Click here to watch Nicholas’ latest video update.
Lucky for us, in the world of investing, there is an alternative.
Market sentiment indicators are far better predictors of investment returns than the elaborate financial models offered by the Goldman Sachs and Morgan Stanleys of the world.
A trio of researchers in the United Kingdom proved that as long ago as 2006.
Sentiment indicators offer you a provable edge in generating higher investment returns.
And below, I’ll reveal how I use a popular, free and readily available measure of market sentiment in my own investing.
Why Market Sentiment Trumps Economic Analysis
Reading academic papers is a lot like stirring concrete with your eyelashes.
Teasing out useful insights is no small task.
But that is precisely what I did with an academic paper I recently came across.
It was titled “When to Pick the Losers: Do Sentiment Indicators Improve Dynamic Asset Allocation?”
Here’s a quick summary of what the researchers found.
They start with the premise that investors make systematic – and predictable – errors when they bet on future stock prices and other assets.
(I’ve written about investors’ most common “cognitive biases” in the past.)
The researchers examined a topic almost uniformly ignored by their fellow academics: the impact of market sentiment indicators on investment returns.
They compared investor sentiment as measured by a component of the University of Michigan Consumer Sentiment Index on the one hand…
With traditional Wall Street macroeconomic and business cycle analysis on the other.
Their conclusions dealt a blow to research departments both on and off Wall Street.
As it turns out, traditional macroeconomic analysis improved investment performance “only marginally.”
In contrast, market sentiment indicators “had a much more dramatic effect” on improving the performance of actively managed portfolios.
So what explains the success of market sentiment indicators largely ignored by Wall Street?
Sentiment indicators systematically exploited investor overreaction to time the market.
(Benjamin Graham famously called these overreactions “Mr.
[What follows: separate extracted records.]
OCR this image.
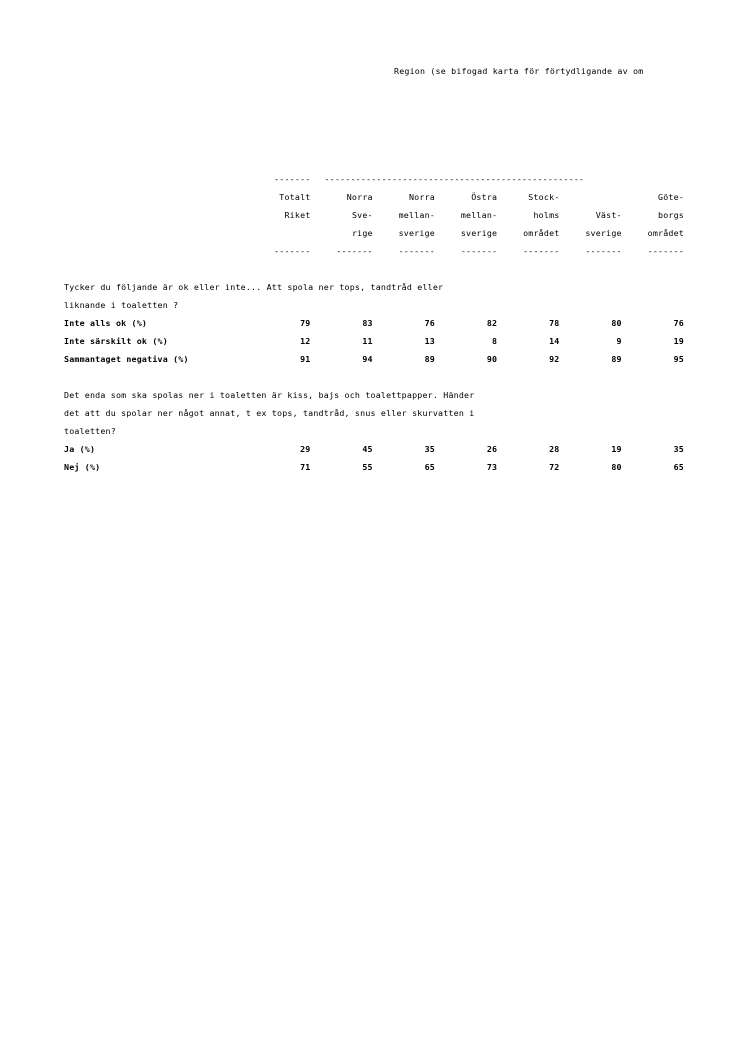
Region (se bifogad karta för förtydligande av om

	-------	--------------------------------------------------					
	Totalt	Norra	Norra	Östra	Stock-		Göte-
	Riket	Sve-	mellan-	mellan-	holms	Väst-	borgs
		rige	sverige	sverige	området	sverige	området
	-------	-------	-------	-------	-------	-------	-------

Tycker du följande är ok eller inte... Att spola ner tops, tandtråd eller							
liknande i toaletten ?							
Inte alls ok (%)	79	83	76	82	78	80	76
Inte särskilt ok (%)	12	11	13	8	14	9	19
Sammantaget negativa (%)	91	94	89	90	92	89	95

Det enda som ska spolas ner i toaletten är kiss, bajs och toalettpapper. Händer							
det att du spolar ner något annat, t ex tops, tandtråd, snus eller skurvatten i							
toaletten?							
Ja (%)	29	45	35	26	28	19	35
Nej (%)	71	55	65	73	72	80	65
Market’s Mood swings.”)
Most importantly, sentiment indicators allowed investors to stay out of the market at crucial times.
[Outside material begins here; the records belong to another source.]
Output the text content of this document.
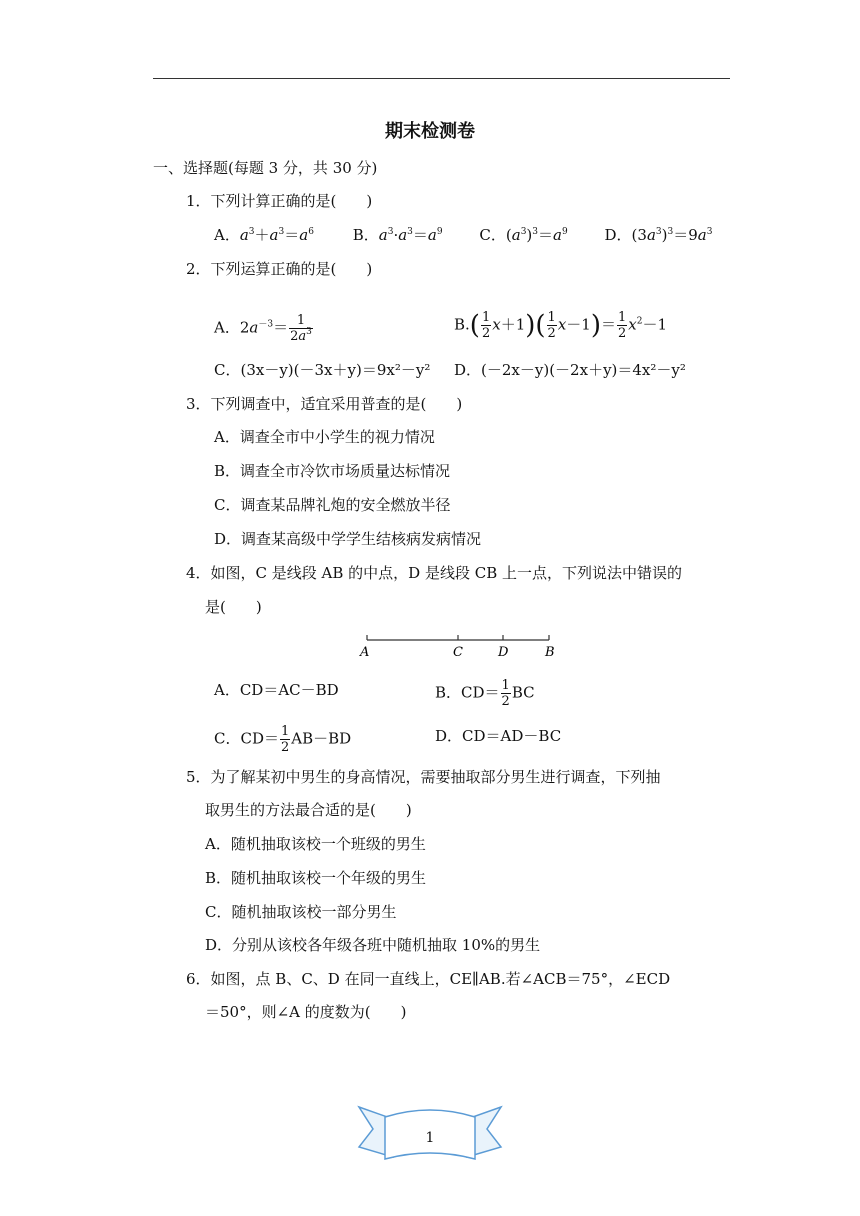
期末检测卷
一、选择题(每题 3 分，共 30 分)
1．下列计算正确的是(　　)
A．$a^3+a^3=a^6$	B．$a^3\cdot a^3=a^9$ C．$(a^3)^3=a^9$ D．$(3a^3)^3=9a^3$
2．下列运算正确的是(　　)
A．$2a^{-3}= \frac{1}{2a^3}$	$B.( \frac{1}{2} x+1)( \frac{1}{2} x-1)= \frac{1}{2} x^2-1$
C．(3x－y)(－3x＋y)＝9x²－y² D．(－2x－y)(－2x＋y)＝4x²－y²
3．下列调查中，适宜采用普查的是(　　)
A．调查全市中小学生的视力情况
B．调查全市冷饮市场质量达标情况
C．调查某品牌礼炮的安全燃放半径
D．调查某高级中学学生结核病发病情况
4．如图，C 是线段 AB 的中点，D 是线段 CB 上一点，下列说法中错误的
是(　　)
A	C	D	B
A．CD＝AC－BD	B．$CD= \frac{1}{2}$ BC
C．$CD= \frac{1}{2} AB-BD$	D．CD＝AD－BC
5．为了解某初中男生的身高情况，需要抽取部分男生进行调查，下列抽
取男生的方法最合适的是(　　)
A．随机抽取该校一个班级的男生
B．随机抽取该校一个年级的男生
C．随机抽取该校一部分男生
D．分别从该校各年级各班中随机抽取 10%的男生
6．如图，点 B、C、D 在同一直线上，CE∥AB.若∠ACB＝75°，∠ECD
＝50°，则∠A 的度数为(　　)
1
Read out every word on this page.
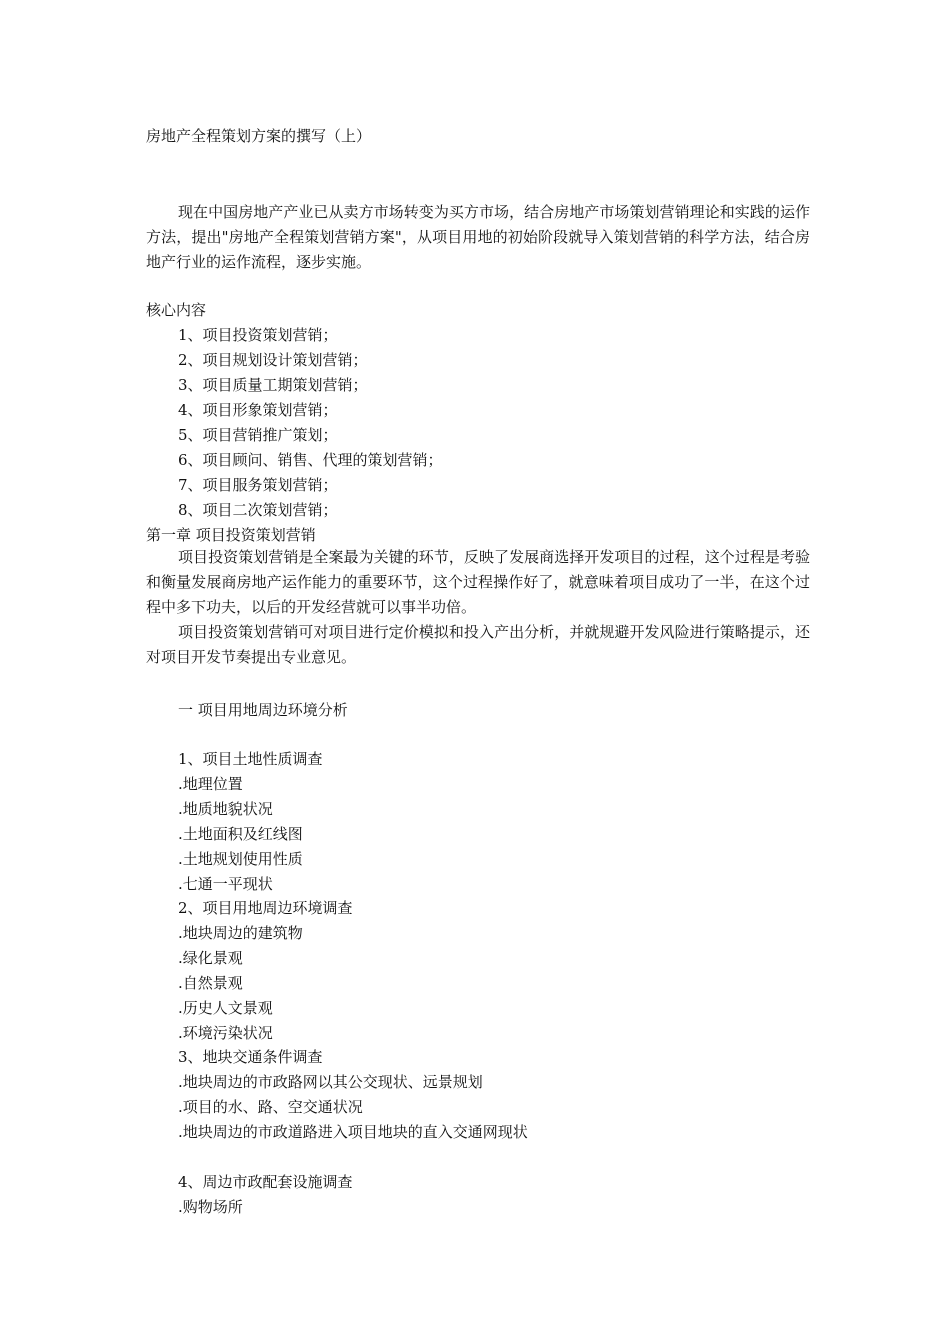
房地产全程策划方案的撰写（上）
现在中国房地产产业已从卖方市场转变为买方市场，结合房地产市场策划营销理论和实践的运作方法，提出"房地产全程策划营销方案"，从项目用地的初始阶段就导入策划营销的科学方法，结合房地产行业的运作流程，逐步实施。
核心内容
1、项目投资策划营销；
2、项目规划设计策划营销；
3、项目质量工期策划营销；
4、项目形象策划营销；
5、项目营销推广策划；
6、项目顾问、销售、代理的策划营销；
7、项目服务策划营销；
8、项目二次策划营销；
第一章 项目投资策划营销
项目投资策划营销是全案最为关键的环节，反映了发展商选择开发项目的过程，这个过程是考验和衡量发展商房地产运作能力的重要环节，这个过程操作好了，就意味着项目成功了一半，在这个过程中多下功夫，以后的开发经营就可以事半功倍。
项目投资策划营销可对项目进行定价模拟和投入产出分析，并就规避开发风险进行策略提示，还对项目开发节奏提出专业意见。
一 项目用地周边环境分析
1、项目土地性质调查
.地理位置
.地质地貌状况
.土地面积及红线图
.土地规划使用性质
.七通一平现状
2、项目用地周边环境调查
.地块周边的建筑物
.绿化景观
.自然景观
.历史人文景观
.环境污染状况
3、地块交通条件调查
.地块周边的市政路网以其公交现状、远景规划
.项目的水、路、空交通状况
.地块周边的市政道路进入项目地块的直入交通网现状
4、周边市政配套设施调查
.购物场所
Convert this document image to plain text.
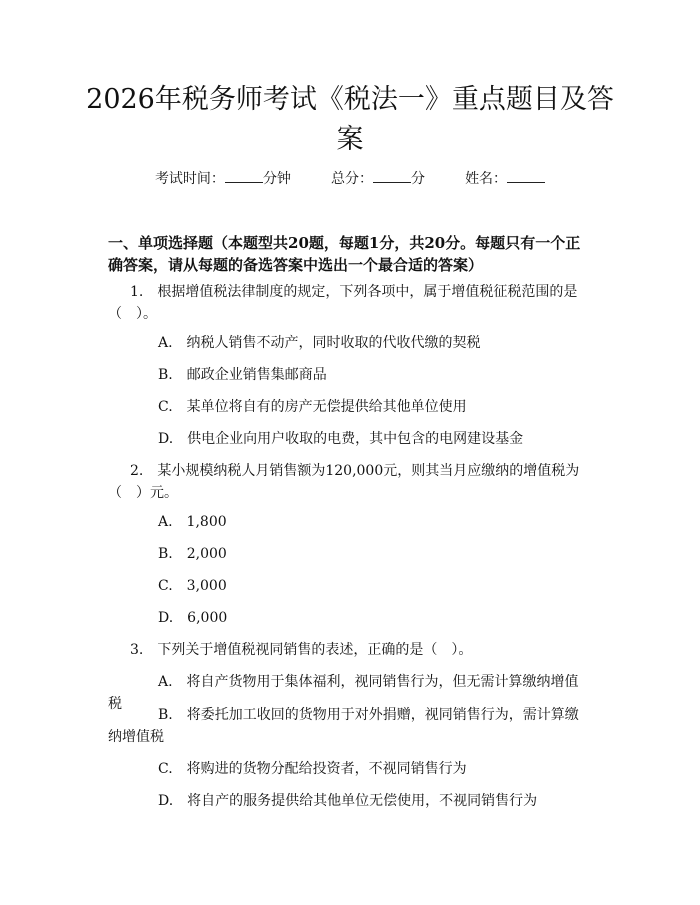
2026年税务师考试《税法一》重点题目及答案
考试时间：	分钟	总分：	分	姓名：
一、单项选择题（本题型共20题，每题1分，共20分。每题只有一个正确答案，请从每题的备选答案中选出一个最合适的答案）
1.　根据增值税法律制度的规定，下列各项中，属于增值税征税范围的是（　）。
A.　纳税人销售不动产，同时收取的代收代缴的契税
B.　邮政企业销售集邮商品
C.　某单位将自有的房产无偿提供给其他单位使用
D.　供电企业向用户收取的电费，其中包含的电网建设基金
2.　某小规模纳税人月销售额为120,000元，则其当月应缴纳的增值税为（　）元。
A.　1,800
B.　2,000
C.　3,000
D.　6,000
3.　下列关于增值税视同销售的表述，正确的是（　）。
A.　将自产货物用于集体福利，视同销售行为，但无需计算缴纳增值税
B.　将委托加工收回的货物用于对外捐赠，视同销售行为，需计算缴纳增值税
C.　将购进的货物分配给投资者，不视同销售行为
D.　将自产的服务提供给其他单位无偿使用，不视同销售行为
The researchers found that sentiment-based, dynamic trading strategies would have lost little money during historic market sell-offs.
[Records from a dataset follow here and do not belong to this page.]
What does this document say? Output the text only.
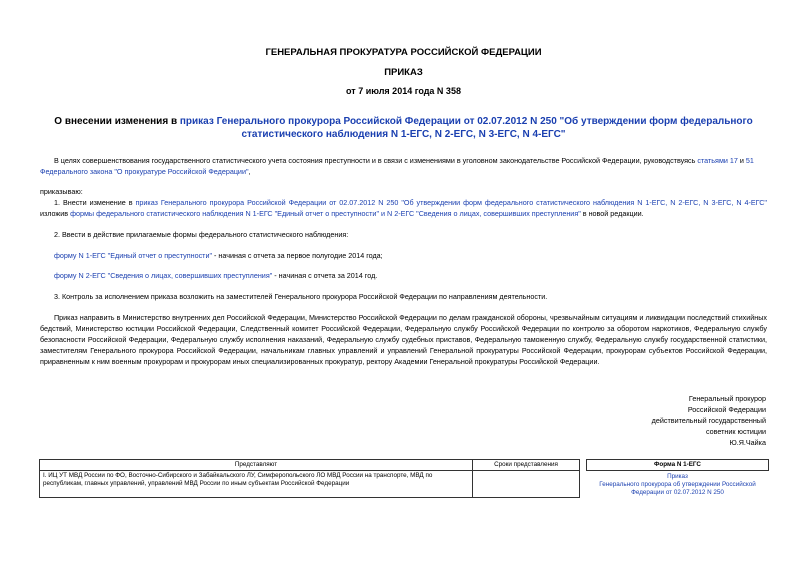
ГЕНЕРАЛЬНАЯ ПРОКУРАТУРА РОССИЙСКОЙ ФЕДЕРАЦИИ
ПРИКАЗ
от 7 июля 2014 года N 358
О внесении изменения в приказ Генерального прокурора Российской Федерации от 02.07.2012 N 250 "Об утверждении форм федерального статистического наблюдения N 1-ЕГС, N 2-ЕГС, N 3-ЕГС, N 4-ЕГС"
В целях совершенствования государственного статистического учета состояния преступности и в связи с изменениями в уголовном законодательстве Российской Федерации, руководствуясь статьями 17 и 51
Федерального закона "О прокуратуре Российской Федерации",
приказываю:
1. Внести изменение в приказ Генерального прокурора Российской Федерации от 02.07.2012 N 250 "Об утверждении форм федерального статистического наблюдения N 1-ЕГС, N 2-ЕГС, N 3-ЕГС, N 4-ЕГС" изложив формы федерального статистического наблюдения N 1-ЕГС "Единый отчет о преступности" и N 2-ЕГС "Сведения о лицах, совершивших преступления" в новой редакции.
2. Ввести в действие прилагаемые формы федерального статистического наблюдения:
форму N 1-ЕГС "Единый отчет о преступности" - начиная с отчета за первое полугодие 2014 года;
форму N 2-ЕГС "Сведения о лицах, совершивших преступления" - начиная с отчета за 2014 год.
3. Контроль за исполнением приказа возложить на заместителей Генерального прокурора Российской Федерации по направлениям деятельности.
Приказ направить в Министерство внутренних дел Российской Федерации, Министерство Российской Федерации по делам гражданской обороны, чрезвычайным ситуациям и ликвидации последствий стихийных бедствий, Министерство юстиции Российской Федерации, Следственный комитет Российской Федерации, Федеральную службу Российской Федерации по контролю за оборотом наркотиков, Федеральную службу безопасности Российской Федерации, Федеральную службу исполнения наказаний, Федеральную службу судебных приставов, Федеральную таможенную службу, Федеральную службу государственной статистики, заместителям Генерального прокурора Российской Федерации, начальникам главных управлений и управлений Генеральной прокуратуры Российской Федерации, прокурорам субъектов Российской Федерации, приравненным к ним военным прокурорам и прокурорам иных специализированных прокуратур, ректору Академии Генеральной прокуратуры Российской Федерации.
Генеральный прокурор
Российской Федерации
действительный государственный
советник юстиции
Ю.Я.Чайка
Представляют	Сроки представления
I. ИЦ УТ МВД России по ФО, Восточно-Сибирского и Забайкальского ЛУ, Симферопольского ЛО МВД России на транспорте, МВД по республикам, главных управлений, управлений МВД России по иным субъектам Российской Федерации	
Форма N 1-ЕГС
Приказ
Генерального прокурора об утверждении Российской
Федерации от 02.07.2012 N 250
These sell-offs include the October 1987 crash and the collapse of the dot-com bubble in late 2000.
Put another way, sentiment indicators not only help you make money…
But also keep you from losing it.
How I Use Market Sentiment Indicators
The U.K. academic study I cited here focused on the University of Michigan Consumer Sentiment Index.
But fast-forward 15 years…
And there’s an even better set of market sentiment indicators.
And that is the CNN Fear & Greed Index.
A composite of seven underlying indicators, the CNN Fear & Greed Index gives you a quick overview of market sentiment.
I look at it every day.
After the market close on August 17, it suggests that the market is in “greed” mode.
This signals that investors are more bullish than bearish.
How do I use the CNN Fear & Greed Index in my investing?
Once the indicator enters “extreme greed” – say, about 80 or above – I will never buy a stock.
Once the indicator gets above 90, I start to position myself for a market pullback.
I may even sell S&P Futures in an attempt to profit from the looming pullback.
If the indicator falls below 20, then I do the opposite. I start looking at positions I want to add to.
Since I have been tracking the indicator, I have seen it drop to zero on half a dozen occasions.
Most recently, it did so at the bottom of the Corona Crash in March 2020.
In every instance I can recall, this extreme turned out to be a terrific time to buy.
The bottom line?
Wall Street research can be both impressive and overwhelming.
But it is far less useful than most investors think.
That’s why I ignore most of it in favor of tested and true market sentiment indicators.
As Warren Buffett puts it…
Be fearful when others are greedy and greedy when others are fearful.
The CNN Fear & Greed Index is an easy way to help you do just that.